Comment j’aurai appris à regarder les garçons

J’avais promis d’écrire sur eux -les garçons- pour leur faire justice, vis à vis des filles sur lesquelles j’ai écrit pendant des années. Si ça vous amuse, il y a sur la Toile des anciens blogs remplis de billets bourrés de poésie et d’admiration. J’ai passé mon questionnement à dire que j’aimais les femmes. J’ai mis 4 ans pour y croire, quand même.

J’ai d’abord appris l’amour des femmes. Des garçons, je ne savais rien, sinon qu’il fallait s’en méfier un peu, et que mes amies les trouvaient beaux. Et puis j’ai trébuché sur un garçon et dû apprendre.
Apprendre à aimer est un art difficile. Il faut commencer par faire confiance, il faut s’oublier un peu.
Et le temps de s’oublier, on se retrouve surpris par une grande déflagration au fond du ventre.

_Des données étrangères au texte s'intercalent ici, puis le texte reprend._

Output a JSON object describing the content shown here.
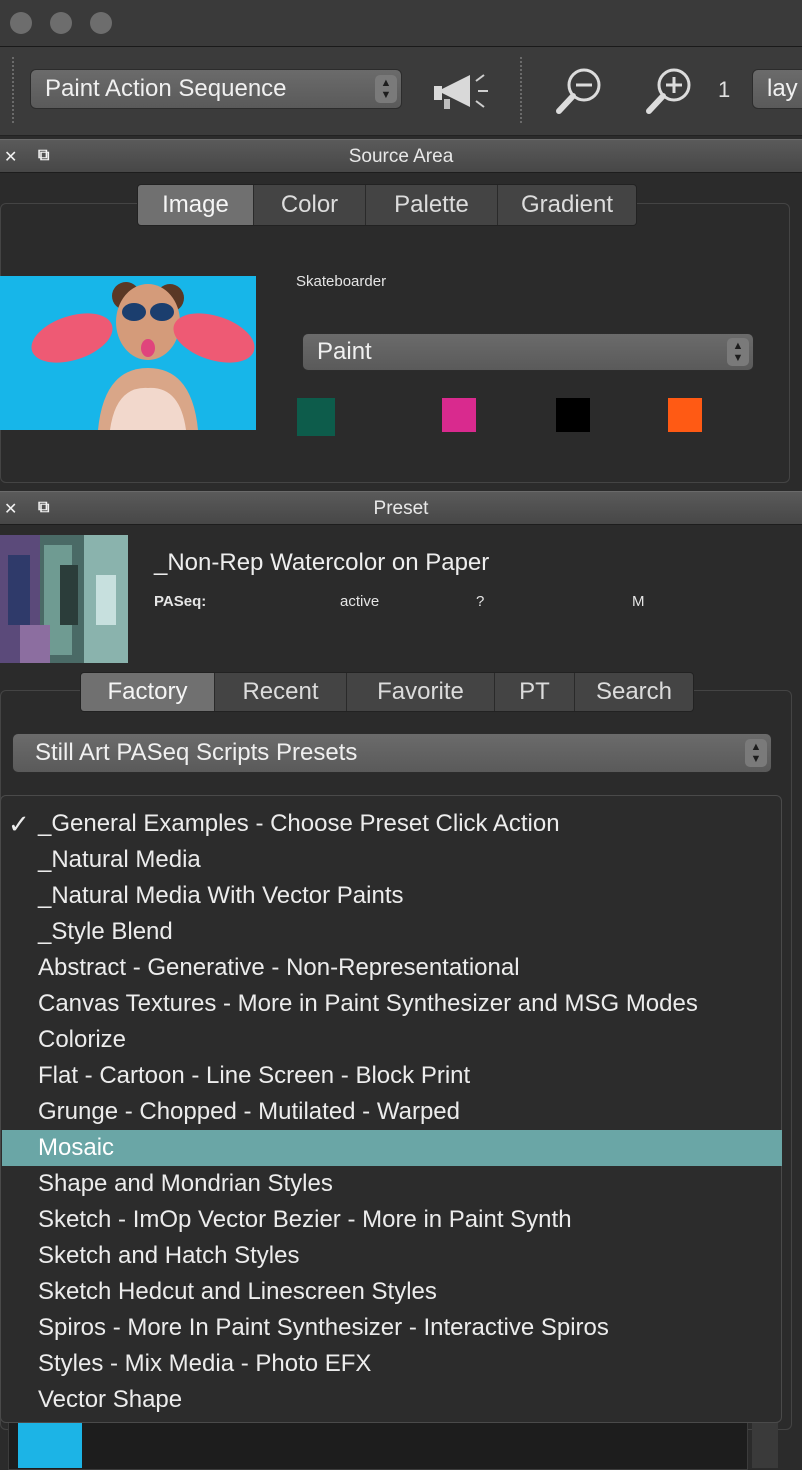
{
  "toolbar": {
    "sequence_select": "Paint Action Sequence",
    "zoom_level": "1",
    "layer_select": "lay"
  },
  "source_area": {
    "title": "Source Area",
    "tabs": [
      "Image",
      "Color",
      "Palette",
      "Gradient"
    ],
    "image_name": "Skateboarder",
    "mode_select": "Paint",
    "swatches": [
      "#0d5c4b",
      "#d92a8e",
      "#000000",
      "#ff5a14"
    ]
  },
  "preset": {
    "title": "Preset",
    "name": "_Non-Rep Watercolor on Paper",
    "paseq_label": "PASeq:",
    "status": "active",
    "question": "?",
    "m_label": "M",
    "tabs": [
      "Factory",
      "Recent",
      "Favorite",
      "PT",
      "Search"
    ],
    "category_select": "Still Art PASeq Scripts Presets",
    "check_mark": "✓",
    "list": [
      "_General Examples - Choose Preset Click Action",
      "_Natural Media",
      "_Natural Media With Vector Paints",
      "_Style Blend",
      "Abstract - Generative - Non-Representational",
      "Canvas Textures - More in Paint Synthesizer and MSG Modes",
      "Colorize",
      "Flat - Cartoon - Line Screen - Block Print",
      "Grunge - Chopped - Mutilated - Warped",
      "Mosaic",
      "Shape and Mondrian Styles",
      "Sketch - ImOp Vector Bezier - More in Paint Synth",
      "Sketch and Hatch Styles",
      "Sketch Hedcut and Linescreen Styles",
      "Spiros - More In Paint Synthesizer - Interactive Spiros",
      "Styles - Mix Media - Photo EFX",
      "Vector Shape"
    ]
  }
}
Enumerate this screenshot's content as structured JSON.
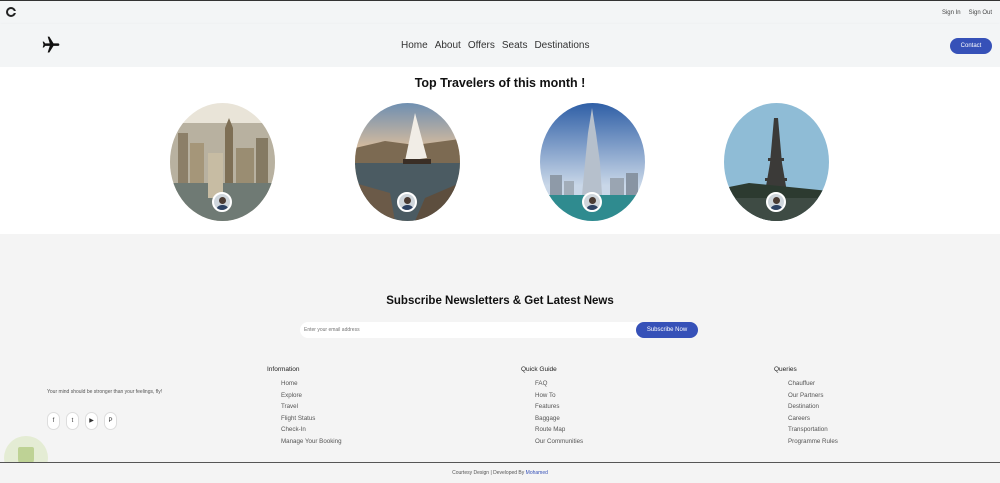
{
  "topbar": {
    "sign_in": "Sign In",
    "sign_out": "Sign Out"
  },
  "nav": {
    "items": [
      "Home",
      "About",
      "Offers",
      "Seats",
      "Destinations"
    ],
    "contact": "Contact"
  },
  "travelers": {
    "title": "Top Travelers of this month !",
    "cards": [
      {
        "place": "london"
      },
      {
        "place": "nile"
      },
      {
        "place": "dubai"
      },
      {
        "place": "paris"
      }
    ]
  },
  "newsletter": {
    "title": "Subscribe Newsletters & Get Latest News",
    "placeholder": "Enter your email address",
    "button": "Subscribe Now"
  },
  "footer": {
    "tagline": "Your mind should be stronger than your feelings, fly!",
    "socials": [
      "facebook-icon",
      "twitter-icon",
      "youtube-icon",
      "pinterest-icon"
    ],
    "information": {
      "title": "Information",
      "items": [
        "Home",
        "Explore",
        "Travel",
        "Flight Status",
        "Check-In",
        "Manage Your Booking"
      ]
    },
    "quick_guide": {
      "title": "Quick Guide",
      "items": [
        "FAQ",
        "How To",
        "Features",
        "Baggage",
        "Route Map",
        "Our Communities"
      ]
    },
    "queries": {
      "title": "Queries",
      "items": [
        "Chauffuer",
        "Our Partners",
        "Destination",
        "Careers",
        "Transportation",
        "Programme Rules"
      ]
    },
    "copyright_prefix": "Courtesy Design | Developed By",
    "author": "Mohamed"
  },
  "colors": {
    "accent": "#3651b8",
    "footer_bg": "#f4f4f4",
    "header_bg": "#f3f5f6"
  }
}
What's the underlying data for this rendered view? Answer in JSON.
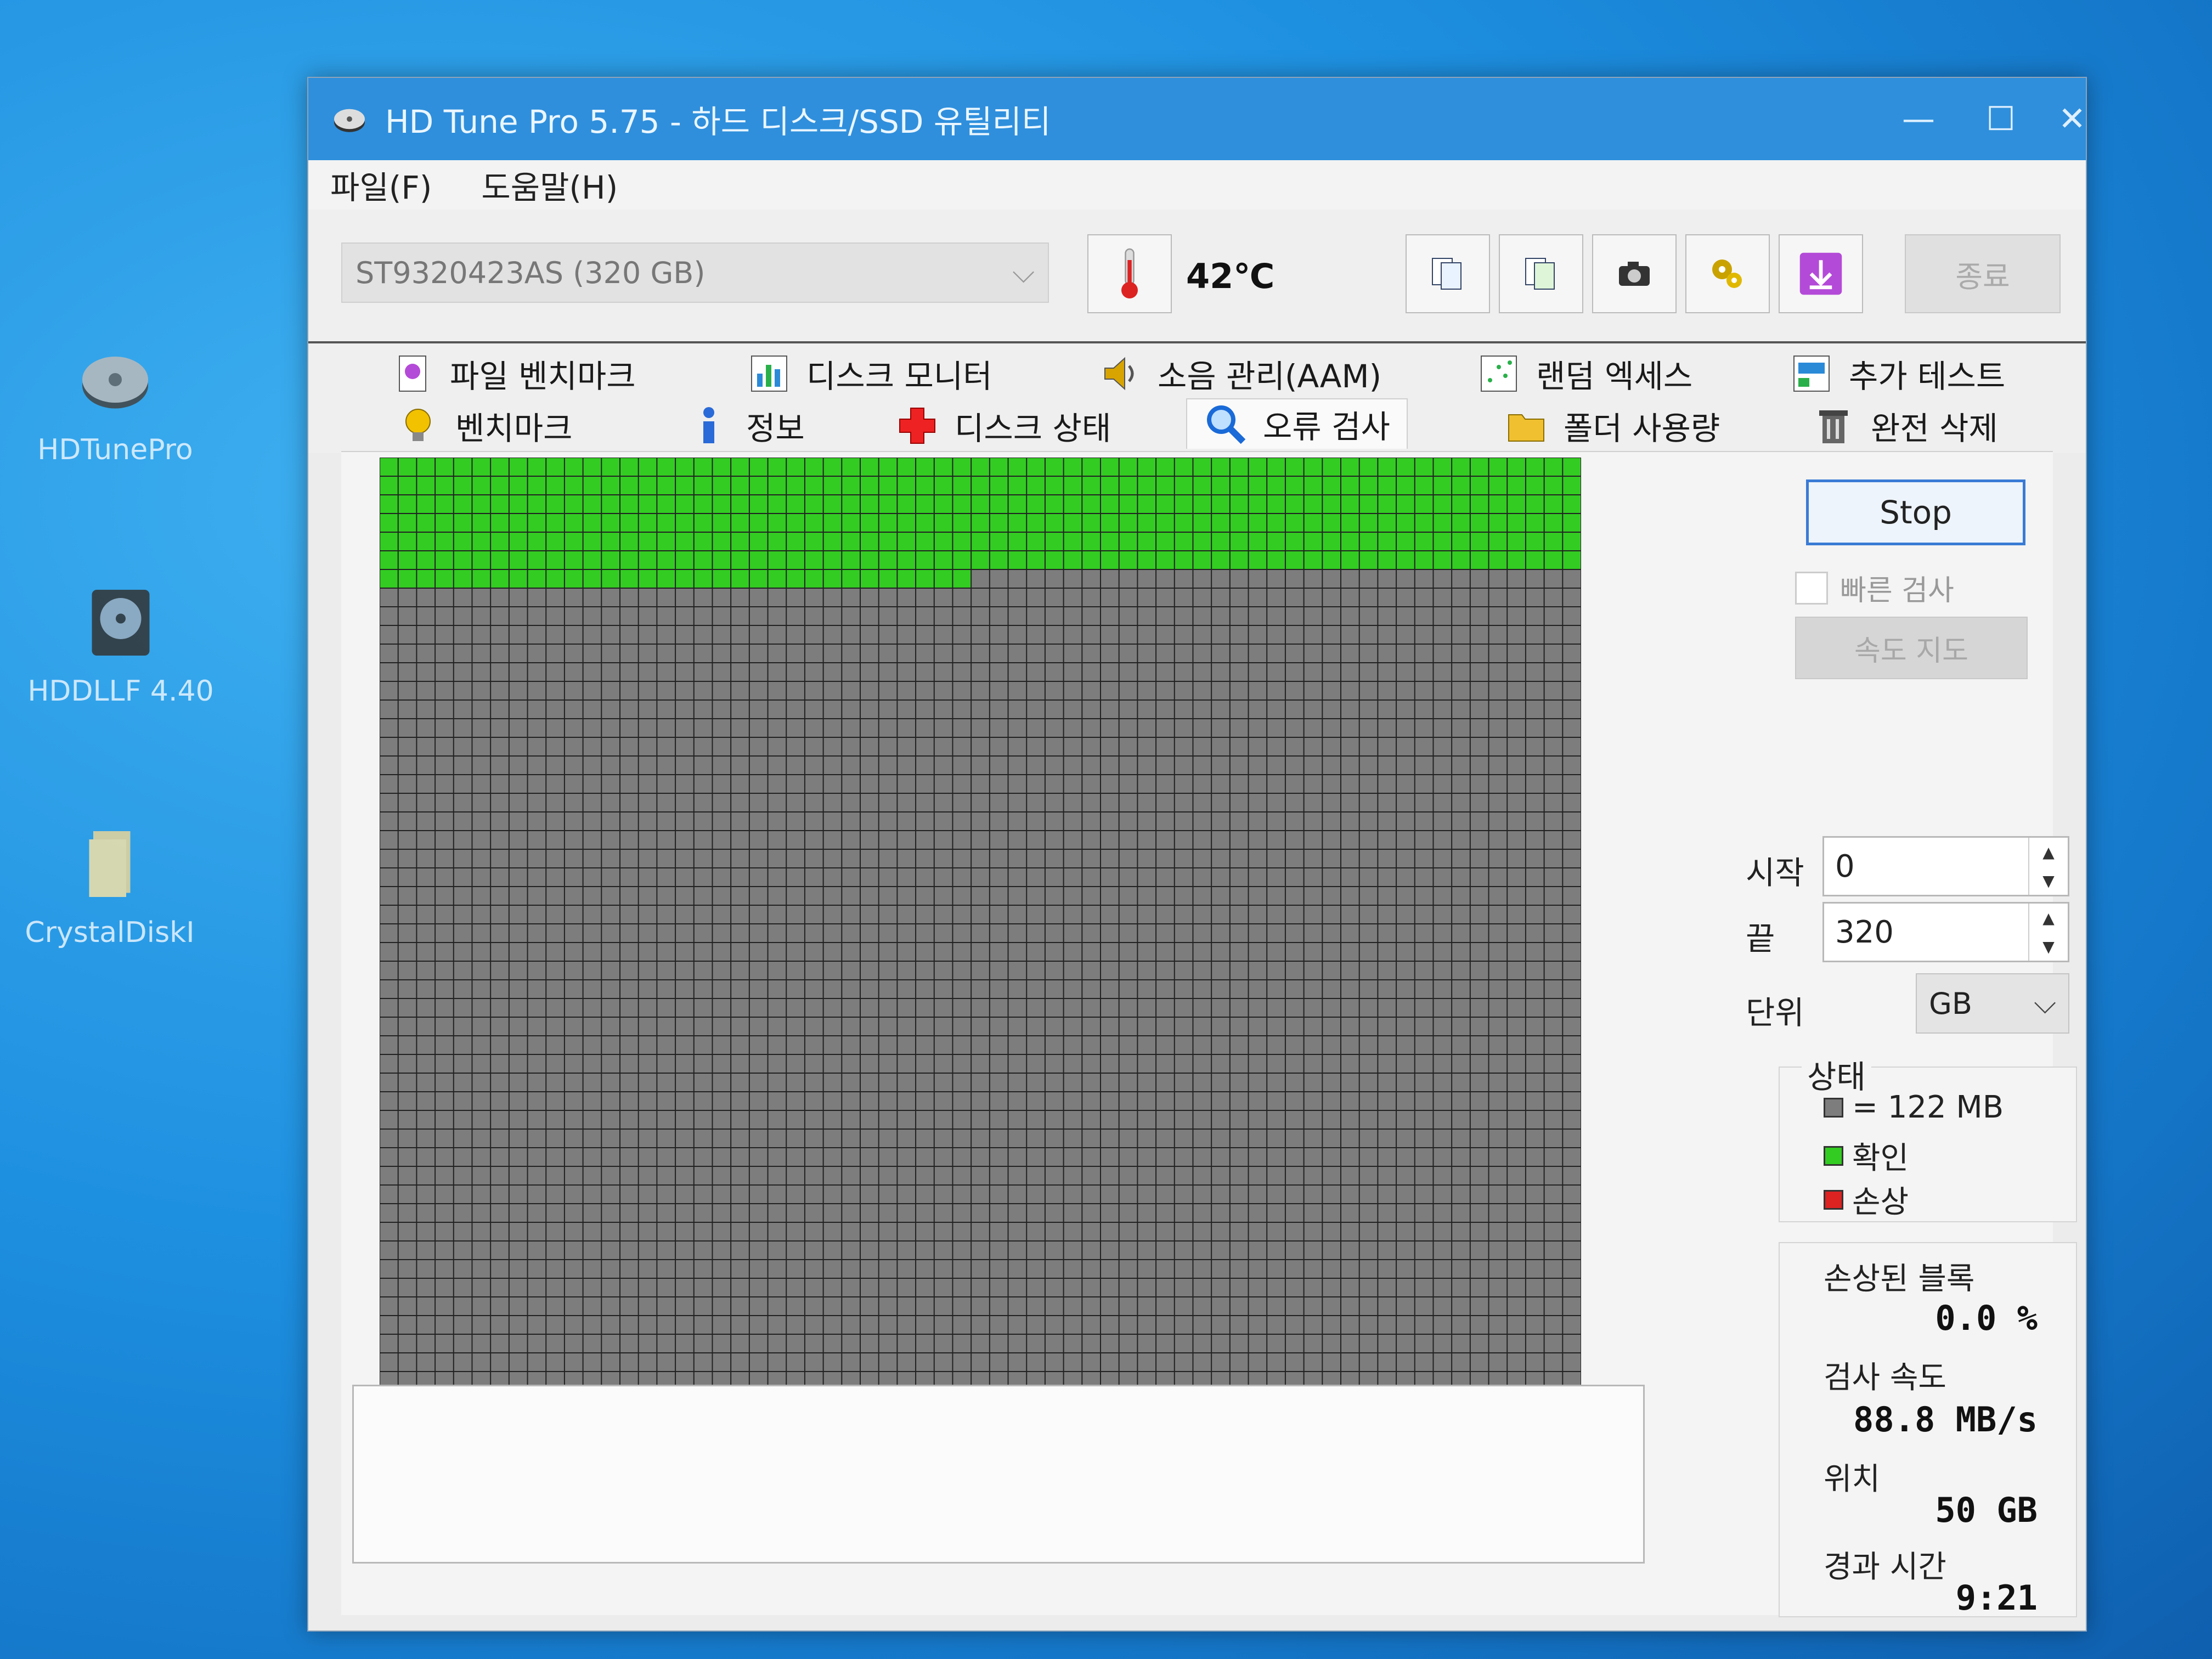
{
  "desktop": {
    "icons": [
      {
        "label": "HDTunePro"
      },
      {
        "label": "HDDLLF 4.40"
      },
      {
        "label": "CrystalDiskI"
      }
    ]
  },
  "window": {
    "title": "HD Tune Pro 5.75 - 하드 디스크/SSD 유틸리티",
    "controls": {
      "minimize": "—",
      "maximize": "☐",
      "close": "✕"
    }
  },
  "menu": {
    "file": "파일(F)",
    "help": "도움말(H)"
  },
  "toolbar": {
    "drive": "ST9320423AS (320 GB)",
    "temperature": "42℃",
    "exit_label": "종료"
  },
  "tabs": {
    "row1": [
      {
        "label": "파일 벤치마크",
        "icon": "file-benchmark-icon"
      },
      {
        "label": "디스크 모니터",
        "icon": "disk-monitor-icon"
      },
      {
        "label": "소음 관리(AAM)",
        "icon": "speaker-icon"
      },
      {
        "label": "랜덤 엑세스",
        "icon": "random-access-icon"
      },
      {
        "label": "추가 테스트",
        "icon": "extra-tests-icon"
      }
    ],
    "row2": [
      {
        "label": "벤치마크",
        "icon": "lightbulb-icon"
      },
      {
        "label": "정보",
        "icon": "info-icon"
      },
      {
        "label": "디스크 상태",
        "icon": "health-cross-icon"
      },
      {
        "label": "오류 검사",
        "icon": "magnifier-icon"
      },
      {
        "label": "폴더 사용량",
        "icon": "folder-icon"
      },
      {
        "label": "완전 삭제",
        "icon": "trash-icon"
      }
    ],
    "active": "오류 검사"
  },
  "scan": {
    "stop_label": "Stop",
    "quick_scan_label": "빠른 검사",
    "quick_scan_checked": false,
    "speed_map_label": "속도 지도",
    "start_label": "시작",
    "start_value": "0",
    "end_label": "끝",
    "end_value": "320",
    "unit_label": "단위",
    "unit_value": "GB",
    "legend_title": "상태",
    "legend": [
      {
        "label": "= 122 MB",
        "color": "#7d7d7d"
      },
      {
        "label": "확인",
        "color": "#33cc22"
      },
      {
        "label": "손상",
        "color": "#dd2222"
      }
    ],
    "damaged_label": "손상된 블록",
    "damaged_value": "0.0 %",
    "speed_label": "검사 속도",
    "speed_value": "88.8 MB/s",
    "position_label": "위치",
    "position_value": "50 GB",
    "elapsed_label": "경과 시간",
    "elapsed_value": "9:21"
  },
  "block_map": {
    "columns": 65,
    "rows": 50,
    "checked_blocks": 422,
    "damaged_blocks": 0,
    "colors": {
      "ok": "#33cc22",
      "pending": "#7d7d7d",
      "damaged": "#dd2222",
      "line": "#1a1a1a"
    }
  }
}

C’est une chouette aventure. Les garçons, c’est terriblement attendrissant, en fait. Il y a chez eux cette espèce de…d’incroyable fragilité à laquelle je ne m’attendais pas. Les femmes sont vénéneuses, elles séduisent, enchaînent. Les garçons, eux, sont adorables, dans tous les moments où ils ne font pas semblant. Et finalement, ils ne font pas si souvent semblant que ça. Ils sont durs, certes, mais pas vénéneux. Ils ont cette manière de poser leur corps, de régner silencieusement, avec désinvolture. Et il y a cet instant où ils ne se savent pas observés et que tu trembles de peur qu’ils ne cassent. C’est fou.

Les garçons qui hésitent à se réveiller, du plomb dans les yeux, brouillons, lourds. Ceux qui te regardent de loin, l’air de rien, et qui savent à quoi tu penses.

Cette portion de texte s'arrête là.